When he hired me, Ed had been rather cute, with an athletic build, big blue eyes behind wire-rimmed spectacles, and straight blond hair parted to the side. At the time of this conversation, he probably did not even recall what his children looked like, for all the time he spent working. His sloppy beer gut preceded him wherever he went, like a late-term pregnancy. He looked unkempt.
I don't recall much else that went down in that meeting. But, damn, I started staying late to finish that guide. The memory of this, and other personal sacrifices I made for Eskaton, sting. The memories sting, because I wasn't working unpaid late time out of personal ambition. Deep down, I harbored a dirty little secret, one shared, I think, by most of us who stayed late. For the competitive, high-achieving environment we supposedly found ourselves in, we drones really weren't working to "get ahead." We wanted only to keep up. There. I've said it. The air at Eskaton was thick with unspoken threat.
Many of the developers were new immigrants and depended on their employer issuing them H1 visas. Eskaton, then, had what amounted to a stable of indentured servants it could pay barely competitive wages.

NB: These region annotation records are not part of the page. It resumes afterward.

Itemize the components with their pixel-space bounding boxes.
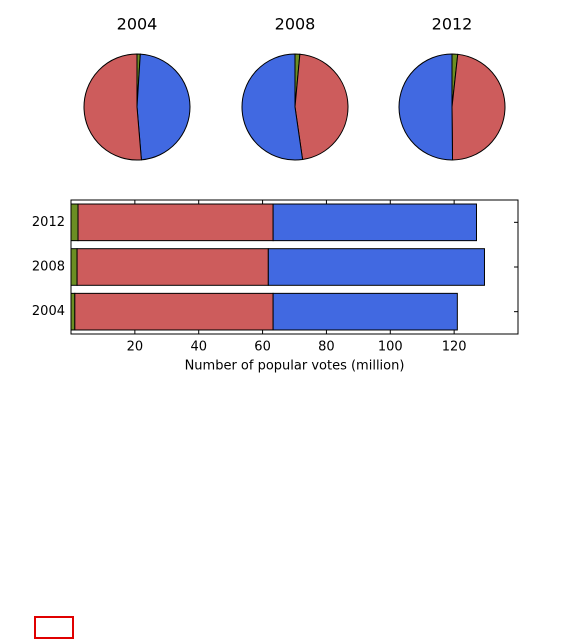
x-axis-label: Number of popular votes (million) [185, 359, 405, 374]
pie-slice [294, 53, 349, 161]
bar [77, 203, 274, 242]
x-tick-label: 100 [378, 340, 403, 355]
y-tick-label: 2008 [32, 260, 65, 275]
bar [70, 203, 79, 242]
pie-slice [136, 53, 191, 161]
pie-title: 2008 [275, 15, 316, 34]
bar [76, 248, 269, 286]
x-tick-label: 40 [190, 340, 207, 355]
bar [70, 248, 78, 286]
bar [70, 292, 76, 331]
axes-frame [70, 199, 519, 335]
bar [74, 292, 274, 331]
pie-slice [83, 53, 142, 161]
marker-box [34, 616, 74, 639]
pie-title: 2004 [117, 15, 158, 34]
x-tick-label: 120 [442, 340, 467, 355]
pie-slice [241, 53, 304, 161]
x-tick-label: 60 [254, 340, 271, 355]
x-tick-label: 20 [127, 340, 144, 355]
pie-title: 2012 [432, 15, 473, 34]
bar [267, 248, 485, 286]
y-tick-label: 2004 [32, 304, 65, 319]
x-tick-label: 80 [318, 340, 335, 355]
y-tick-label: 2012 [32, 215, 65, 230]
pie-slice [451, 53, 506, 161]
bar [272, 203, 477, 242]
bar [272, 292, 458, 331]
pie-slice [398, 53, 454, 161]
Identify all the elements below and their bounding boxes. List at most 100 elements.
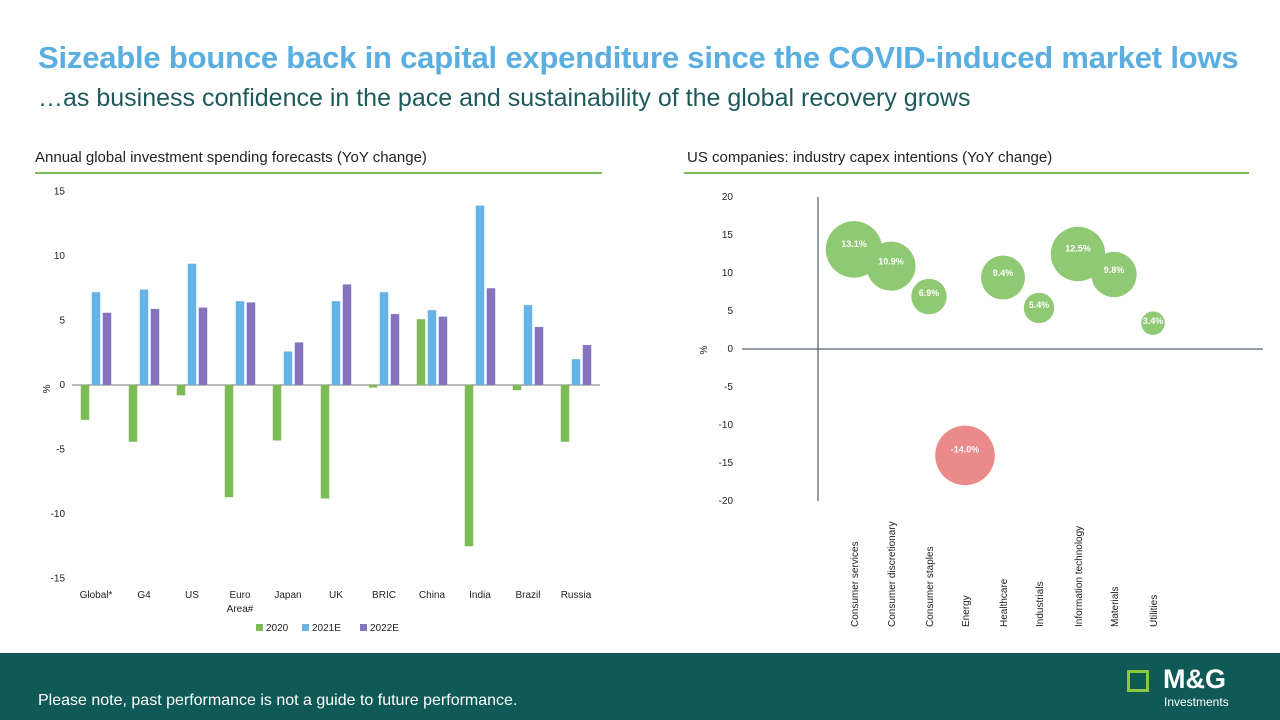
x-category-label: Utilities [1149,595,1160,627]
bar-2022E [390,314,400,385]
y-tick-label: -5 [724,382,733,393]
bar-2020 [176,385,186,396]
y-tick-label: 10 [54,251,66,262]
y-tick-label: 0 [59,380,65,391]
legend-swatch-2020 [256,624,263,631]
page-subtitle: …as business confidence in the pace and … [38,84,971,112]
x-category-label: Information technology [1074,526,1085,627]
bubble-label: 10.9% [878,256,904,266]
bubble [866,241,916,291]
bar-2021E [427,310,437,385]
bar-2022E [294,342,304,385]
bubble-label: -14.0% [951,444,980,454]
y-tick-label: 10 [722,268,734,279]
x-tick-label: Brazil [515,590,540,601]
bubble [1023,292,1055,324]
bar-2022E [246,302,256,385]
bar-2020 [512,385,522,391]
x-tick-label: BRIC [372,590,396,601]
y-tick-label: -15 [51,574,66,585]
bubble-label: 13.1% [841,239,867,249]
x-tick-label: G4 [137,590,151,601]
bar-2020 [272,385,282,441]
legend-label-2020: 2020 [266,623,289,634]
bubble-label: 9.8% [1104,265,1125,275]
right-chart-rule [684,172,1249,174]
bar-2022E [198,307,208,385]
x-tick-label: Global* [80,590,113,601]
bar-2022E [438,316,448,385]
bar-2022E [534,326,544,385]
y-axis-label: % [699,345,710,354]
x-tick-label: Japan [274,590,301,601]
left-chart-title: Annual global investment spending foreca… [35,149,427,166]
bubble [935,425,995,486]
bubble [1141,311,1165,335]
bubble-label: 9.4% [993,268,1014,278]
bar-2021E [187,263,197,385]
y-tick-label: -20 [719,496,734,507]
x-tick-label: Euro Area# [227,590,254,615]
logo-wordmark: M&G [1163,664,1226,694]
y-tick-label: -15 [719,458,734,469]
bubble-label: 12.5% [1065,244,1091,254]
y-tick-label: 15 [722,230,734,241]
bar-2021E [283,351,293,385]
y-tick-label: -5 [56,445,65,456]
bar-2020 [560,385,570,442]
x-tick-label: US [185,590,199,601]
bar-2021E [235,301,245,385]
bar-2020 [416,319,426,385]
bar-2022E [582,345,592,385]
x-category-label: Consumer services [850,541,861,627]
legend-label-2022E: 2022E [370,623,399,634]
bar-2022E [486,288,496,385]
right-chart-title: US companies: industry capex intentions … [687,149,1053,166]
bar-2021E [523,305,533,385]
bar-2021E [91,292,101,385]
legend-swatch-2021E [302,624,309,631]
y-tick-label: -10 [51,509,66,520]
legend-swatch-2022E [360,624,367,631]
bar-2022E [342,284,352,385]
bar-2021E [475,205,485,385]
y-tick-label: 20 [722,192,734,203]
page-title: Sizeable bounce back in capital expendit… [38,40,1239,75]
x-category-label: Healthcare [999,578,1010,627]
x-tick-label: UK [329,590,343,601]
bar-2021E [379,292,389,385]
bar-2020 [224,385,234,498]
logo-subtext: Investments [1164,695,1229,709]
bar-2020 [464,385,474,547]
x-tick-label: China [419,590,446,601]
bar-2021E [331,301,341,385]
disclaimer-text: Please note, past performance is not a g… [38,692,518,709]
bubble-label: 3.4% [1143,316,1164,326]
logo-square-icon [1127,670,1149,692]
legend-label-2021E: 2021E [312,623,341,634]
x-category-label: Consumer discretionary [887,521,898,627]
left-chart-rule [35,172,602,174]
bubble-label: 5.4% [1029,300,1050,310]
bar-2021E [571,359,581,385]
y-tick-label: 15 [54,187,66,198]
bubble [981,255,1025,300]
bar-2020 [320,385,330,499]
bubble [911,278,947,315]
bar-2020 [128,385,138,442]
x-tick-label: India [469,590,491,601]
bar-2022E [102,312,112,385]
x-category-label: Materials [1110,586,1121,627]
bubble-label: 6.9% [919,288,940,298]
bubble [1091,251,1137,298]
y-axis-label: % [42,384,53,393]
x-category-label: Consumer staples [925,546,936,627]
bubble [1050,226,1106,282]
y-tick-label: 5 [59,316,65,327]
x-category-label: Industrials [1035,581,1046,627]
footer-band [0,653,1280,720]
bar-2022E [150,308,160,385]
y-tick-label: -10 [719,420,734,431]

"The shareholders are going to find out about our failure to get out this release," I once overheard a project manager lecturing his minions. "It isn't going to be pretty."

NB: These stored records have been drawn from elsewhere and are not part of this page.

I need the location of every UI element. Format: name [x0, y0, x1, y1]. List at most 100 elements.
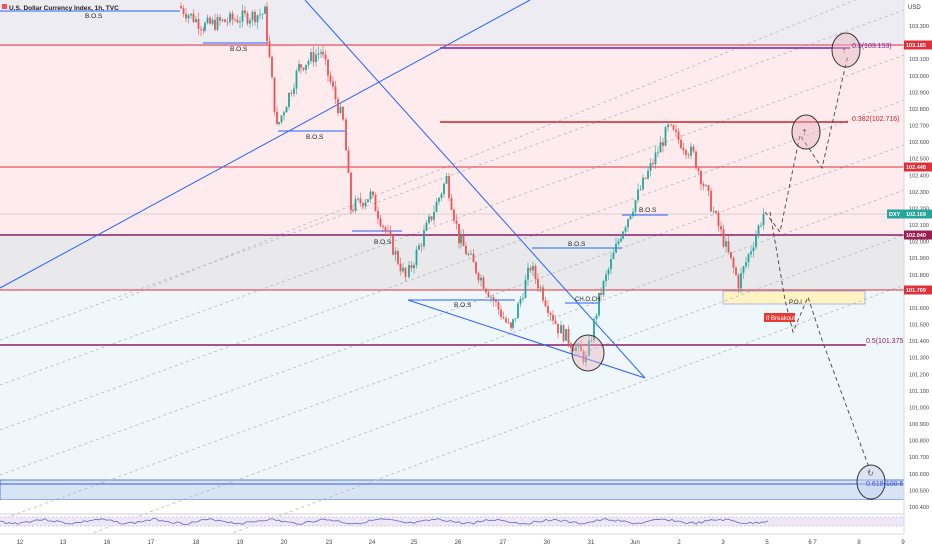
candle-body	[384, 227, 387, 231]
price-tick-label: 102.400	[909, 173, 929, 179]
candle-body	[652, 163, 654, 165]
price-badge-label: 102.040	[906, 233, 926, 239]
candle-body	[460, 235, 462, 244]
candle-body	[672, 125, 675, 130]
projection-paths	[764, 54, 871, 471]
time-tick-label: 20	[281, 540, 288, 546]
candle-body	[620, 238, 622, 242]
candle-body	[206, 17, 209, 23]
candle-body	[667, 124, 669, 128]
price-tick-label: 100.500	[909, 488, 929, 494]
candle-body	[435, 201, 438, 212]
candle-body	[647, 170, 649, 179]
candle-body	[617, 241, 620, 244]
candle-body	[737, 274, 740, 289]
candle-body	[266, 6, 268, 42]
time-tick-label: 19	[237, 540, 244, 546]
candle-body	[607, 269, 610, 275]
price-tick-label: 101.600	[909, 306, 929, 312]
candle-body	[229, 13, 231, 23]
reload-icon: ↻	[867, 469, 874, 478]
candle-body	[302, 67, 305, 71]
price-tick-label: 100.600	[909, 472, 929, 478]
candle-body	[377, 211, 379, 219]
fib-label-05: 0.5(101.375)	[866, 338, 906, 345]
candle-body	[588, 340, 590, 356]
time-tick-label: 3	[721, 540, 725, 546]
candle-body	[334, 86, 337, 100]
candle-body	[700, 171, 702, 185]
candle-body	[522, 297, 524, 299]
candle-body	[418, 245, 420, 250]
candle-body	[187, 15, 190, 19]
price-tick-label: 102.600	[909, 140, 929, 146]
candle-body	[221, 19, 224, 21]
zone-discount-blue	[0, 290, 904, 480]
candle-body	[475, 262, 477, 274]
candle-body	[659, 142, 662, 153]
price-axis[interactable]: USD 103.300103.200103.100103.000102.9001…	[887, 0, 932, 534]
ascending-trendline[interactable]	[0, 0, 531, 289]
candle-body	[747, 254, 750, 263]
time-axis[interactable]: 12 13 16 17 18 19 20 23 24 25 26 27 30 31 Jun 2 3 5 6 7 8 9	[0, 533, 932, 550]
candle-body	[649, 163, 652, 171]
candle-body	[290, 92, 293, 94]
bos-label: B.O.S	[230, 46, 248, 53]
symbol-logo-icon	[2, 4, 7, 9]
candle-body	[750, 251, 752, 255]
candle-body	[285, 106, 288, 113]
price-tick-label: 102.700	[909, 124, 929, 130]
candle-body	[664, 127, 667, 146]
candle-body	[554, 320, 557, 324]
candle-body	[760, 225, 762, 227]
candle-body	[557, 323, 559, 334]
bos-lines	[0, 10, 668, 304]
wedge-lower-line[interactable]	[407, 299, 646, 379]
price-tick-label: 102.900	[909, 90, 929, 96]
candle-body	[324, 54, 327, 60]
time-tick-label: 26	[455, 540, 462, 546]
price-tick-label: 100.800	[909, 439, 929, 445]
candle-body	[271, 56, 273, 78]
candle-body	[697, 168, 700, 172]
candle-body	[219, 17, 221, 21]
candle-body	[549, 312, 552, 315]
candle-body	[450, 197, 453, 210]
candle-body	[399, 263, 402, 272]
time-tick-label: Jun	[630, 540, 640, 546]
candle-body	[455, 220, 458, 224]
time-tick-label: 18	[193, 540, 200, 546]
price-tick-label: 102.100	[909, 223, 929, 229]
time-tick-label: 5	[765, 540, 769, 546]
price-badge-bg	[904, 285, 932, 295]
candle-body	[261, 13, 264, 15]
annotation-labels: B.O.S B.O.S B.O.S B.O.S B.O.S B.O.S B.O.…	[85, 13, 802, 309]
candle-body	[195, 19, 197, 22]
candle-body	[226, 21, 229, 23]
descending-trendline[interactable]	[304, 0, 646, 379]
candle-body	[529, 267, 532, 271]
candle-body	[197, 19, 200, 29]
candle-body	[624, 227, 627, 232]
currency-label: USD	[908, 5, 921, 11]
candle-body	[445, 176, 448, 184]
candle-body	[485, 288, 487, 293]
candle-body	[730, 252, 732, 259]
candle-body	[712, 210, 715, 212]
candle-body	[462, 235, 465, 247]
candle-body	[465, 246, 467, 255]
price-badge-bg	[887, 209, 904, 219]
candle-body	[735, 267, 737, 275]
candle-body	[755, 235, 757, 248]
bos-label: B.O.S	[306, 134, 324, 141]
candle-body	[350, 172, 352, 211]
price-badge-label: 102.169	[906, 212, 926, 218]
candle-body	[657, 152, 659, 154]
target-icon: ⇡	[801, 128, 808, 137]
candle-body	[293, 88, 295, 94]
candle-body	[345, 119, 347, 151]
candle-body	[394, 251, 397, 255]
candle-body	[202, 29, 205, 31]
candle-body	[458, 223, 460, 244]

It was just software Eskaton was turning out, some of it pretty inferior. It's not like we were saving lives. There was absolutely nothing to justify the mystique of self-importance at Eskaton, an attitude fed by the Puritan work ethic, and one that served the unchecked profit motive.
I last worked for Eskaton in 1999. Enough time has passed that I am in a position to reflect on what might have been different.
The clash between an employer's expectations, and human reality, is an old theme and has been addressed in many different ways. I think of organized labor, at its best, ensuring adequate pay and job conditions to skilled workers in many industries, and setting expectations for humane workplaces in many others. I think also of Dilbert cartoons, poking fun at the plight of downtrodden white-collar employees, though they do nothing to change the victim mentality of the real-life objects of humor.
Through it all, I entertain one quirky personal vision, tinged with a radicalism that excites me. I see Eskaton employees turning off their computers en masse at 5:20 PM, rising, and going home to have dinner. Just like that. No matter what "has to be finished by the end of the week." My imagination has the Eskaton offices vacant on weekends, or infrequently, peopled by those whose personal sense of vocation or ambition motivates them to work late. I think of throngs of skilled, disciplined employees steadfastly refusing to sacrifice themselves in any particular at the behest of any employer.
I expand this vision to other places of employment besides Eskaton, and even to workplaces in other industries.
"Workers who mutinied like that would quickly be replaced," you say, "Their jobs would be out-sourced all the faster."
Hold on: If my vision really took hold, I believe the whole economy would look vastly different. "The profit motive" would founder, lacking a slave mentality to drive it. Maybe the "tech bubble" would have burst much earlier than it did. Or maybe we never would have seen that manifestation of cultural hype in the form we knew it, at all.
Back to reality. Perhaps victories to be counted in this struggle are ones that amount to "changing the system from within." In the years that followed my departure, I got news occasionally of Eskaton. Last I heard, Ed had been let go. He'd been replaced as tech-pubs manager by a group member named Rita, an earthy and no-nonsense former housewife.
When I left, we had had eight group members, hired by Ed in the two-plus years he'd held the manager post. I heard Rita had hired to swell team ranks to twenty in less than one year on the job.